The problem with using a 12v fresh water pump, is how the water box manual float and the demand pressure switch on the 12v pump work together. The water box float opens and closes to rapidly or the float flows water at a low gpm which is something these 12v pumps switches do not like, creating the 12v pump demand switch to overheat which temporarily makes the pump stop working till the switch cools off. Over heating this switch multiple times will destroy the demand switch eventually which is the problem. These pumps are designed to run approx. 3 gallon a minute or more like a house/rv faucet and the water box float limits this gpm, to less then half a gallon per minute at times which causes the demand pressure switch to over heat and stop working.

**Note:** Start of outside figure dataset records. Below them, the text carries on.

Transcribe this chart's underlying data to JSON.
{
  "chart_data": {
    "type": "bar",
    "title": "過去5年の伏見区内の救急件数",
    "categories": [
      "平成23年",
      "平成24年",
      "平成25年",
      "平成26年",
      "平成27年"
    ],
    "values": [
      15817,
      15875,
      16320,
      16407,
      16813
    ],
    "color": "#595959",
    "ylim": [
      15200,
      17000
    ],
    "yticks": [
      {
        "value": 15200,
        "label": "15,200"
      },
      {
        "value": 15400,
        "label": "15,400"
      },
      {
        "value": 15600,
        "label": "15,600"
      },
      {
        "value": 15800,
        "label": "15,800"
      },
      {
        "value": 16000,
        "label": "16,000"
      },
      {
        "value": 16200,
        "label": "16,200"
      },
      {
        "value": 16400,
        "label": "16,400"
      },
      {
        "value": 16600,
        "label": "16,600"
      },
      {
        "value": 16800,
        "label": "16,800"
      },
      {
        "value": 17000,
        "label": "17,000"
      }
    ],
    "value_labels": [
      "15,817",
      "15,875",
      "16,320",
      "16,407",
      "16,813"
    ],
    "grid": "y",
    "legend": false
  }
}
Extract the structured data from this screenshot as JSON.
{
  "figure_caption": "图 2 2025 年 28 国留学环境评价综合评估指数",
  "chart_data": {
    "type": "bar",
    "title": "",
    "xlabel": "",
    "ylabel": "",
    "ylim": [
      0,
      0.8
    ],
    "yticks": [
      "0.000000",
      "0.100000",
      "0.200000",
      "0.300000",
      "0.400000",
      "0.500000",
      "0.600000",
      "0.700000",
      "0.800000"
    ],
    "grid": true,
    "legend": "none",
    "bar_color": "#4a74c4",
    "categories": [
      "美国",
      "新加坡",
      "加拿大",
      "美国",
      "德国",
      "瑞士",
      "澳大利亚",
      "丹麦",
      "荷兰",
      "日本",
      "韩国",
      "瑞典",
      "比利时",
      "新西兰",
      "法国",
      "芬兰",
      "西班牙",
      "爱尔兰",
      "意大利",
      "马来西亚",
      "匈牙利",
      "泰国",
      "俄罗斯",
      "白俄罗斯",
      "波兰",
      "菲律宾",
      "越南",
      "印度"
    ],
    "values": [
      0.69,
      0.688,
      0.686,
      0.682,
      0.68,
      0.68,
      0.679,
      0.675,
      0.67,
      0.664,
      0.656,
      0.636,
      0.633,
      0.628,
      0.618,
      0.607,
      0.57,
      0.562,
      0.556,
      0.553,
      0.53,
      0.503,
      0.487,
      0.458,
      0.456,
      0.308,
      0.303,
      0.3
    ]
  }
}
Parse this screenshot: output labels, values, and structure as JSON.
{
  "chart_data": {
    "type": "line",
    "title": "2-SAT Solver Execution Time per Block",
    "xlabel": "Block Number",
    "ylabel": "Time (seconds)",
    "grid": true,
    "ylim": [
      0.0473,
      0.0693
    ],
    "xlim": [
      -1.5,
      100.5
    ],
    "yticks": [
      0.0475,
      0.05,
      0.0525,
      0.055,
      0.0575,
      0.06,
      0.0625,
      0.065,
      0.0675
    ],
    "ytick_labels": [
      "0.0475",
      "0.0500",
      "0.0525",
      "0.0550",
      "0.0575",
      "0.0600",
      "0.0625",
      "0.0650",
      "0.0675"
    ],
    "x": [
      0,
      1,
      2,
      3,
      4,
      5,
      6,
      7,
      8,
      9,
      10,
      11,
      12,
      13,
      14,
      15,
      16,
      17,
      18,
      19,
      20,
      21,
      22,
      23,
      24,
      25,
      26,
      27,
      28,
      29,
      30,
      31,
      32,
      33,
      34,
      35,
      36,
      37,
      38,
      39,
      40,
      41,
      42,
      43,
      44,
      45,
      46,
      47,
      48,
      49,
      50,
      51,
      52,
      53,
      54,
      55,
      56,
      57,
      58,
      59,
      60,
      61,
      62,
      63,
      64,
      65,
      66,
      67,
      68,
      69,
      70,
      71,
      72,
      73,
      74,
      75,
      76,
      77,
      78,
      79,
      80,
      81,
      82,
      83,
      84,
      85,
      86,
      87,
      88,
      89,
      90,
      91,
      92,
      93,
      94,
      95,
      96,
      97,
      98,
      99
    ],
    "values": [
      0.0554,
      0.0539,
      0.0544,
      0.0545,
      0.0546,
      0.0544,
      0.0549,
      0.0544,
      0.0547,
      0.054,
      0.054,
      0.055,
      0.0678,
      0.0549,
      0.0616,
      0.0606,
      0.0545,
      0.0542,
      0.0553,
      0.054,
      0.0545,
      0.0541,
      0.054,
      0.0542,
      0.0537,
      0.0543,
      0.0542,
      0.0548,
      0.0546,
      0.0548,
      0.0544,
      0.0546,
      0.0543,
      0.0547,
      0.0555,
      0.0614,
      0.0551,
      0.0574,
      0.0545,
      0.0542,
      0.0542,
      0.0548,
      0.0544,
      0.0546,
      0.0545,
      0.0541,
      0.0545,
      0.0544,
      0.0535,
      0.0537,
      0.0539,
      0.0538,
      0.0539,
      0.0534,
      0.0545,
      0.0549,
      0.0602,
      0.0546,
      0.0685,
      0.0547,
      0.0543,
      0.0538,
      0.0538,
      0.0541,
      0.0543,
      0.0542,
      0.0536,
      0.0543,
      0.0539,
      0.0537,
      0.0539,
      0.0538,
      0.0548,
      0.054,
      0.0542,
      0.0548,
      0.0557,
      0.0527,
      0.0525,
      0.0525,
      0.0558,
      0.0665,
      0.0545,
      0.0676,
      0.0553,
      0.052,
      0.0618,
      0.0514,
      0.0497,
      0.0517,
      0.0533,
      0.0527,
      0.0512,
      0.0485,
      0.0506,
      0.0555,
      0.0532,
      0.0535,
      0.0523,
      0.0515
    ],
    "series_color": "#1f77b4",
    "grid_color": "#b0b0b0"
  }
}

There are multiple ways to help with this. 1. Accumulator tanks, create passive pressure that is designed for this issue but not always perfect. 2. Or you can use a limited bypass hose to flow and circulate water back to you fresh water tank so the pump is always flowing water. 3. Or you can just run the 12v pump directly by bypassing the demand switch function. You can do this by changing 12v electric wires directly to the motor and always running the pump motor constantly which works good a long as a alternator is powering it. 4. Another thing that they do not make yet, that would allow the demand switch to work right, is a
differential float in the water box. A differential float closes when the tank is full but opens after the tank has emptied a certain amount or a bit lower then full. Not just on off rapidly like the floats they sell now and always have sold. Someone needs to make this differential float soon.
This picture is where they use differential float in large water tanks but they do not make it for smaller tanks like truckmounts have. Again someone should make and sell this.
Using a garden hose directly, you will not see these issue.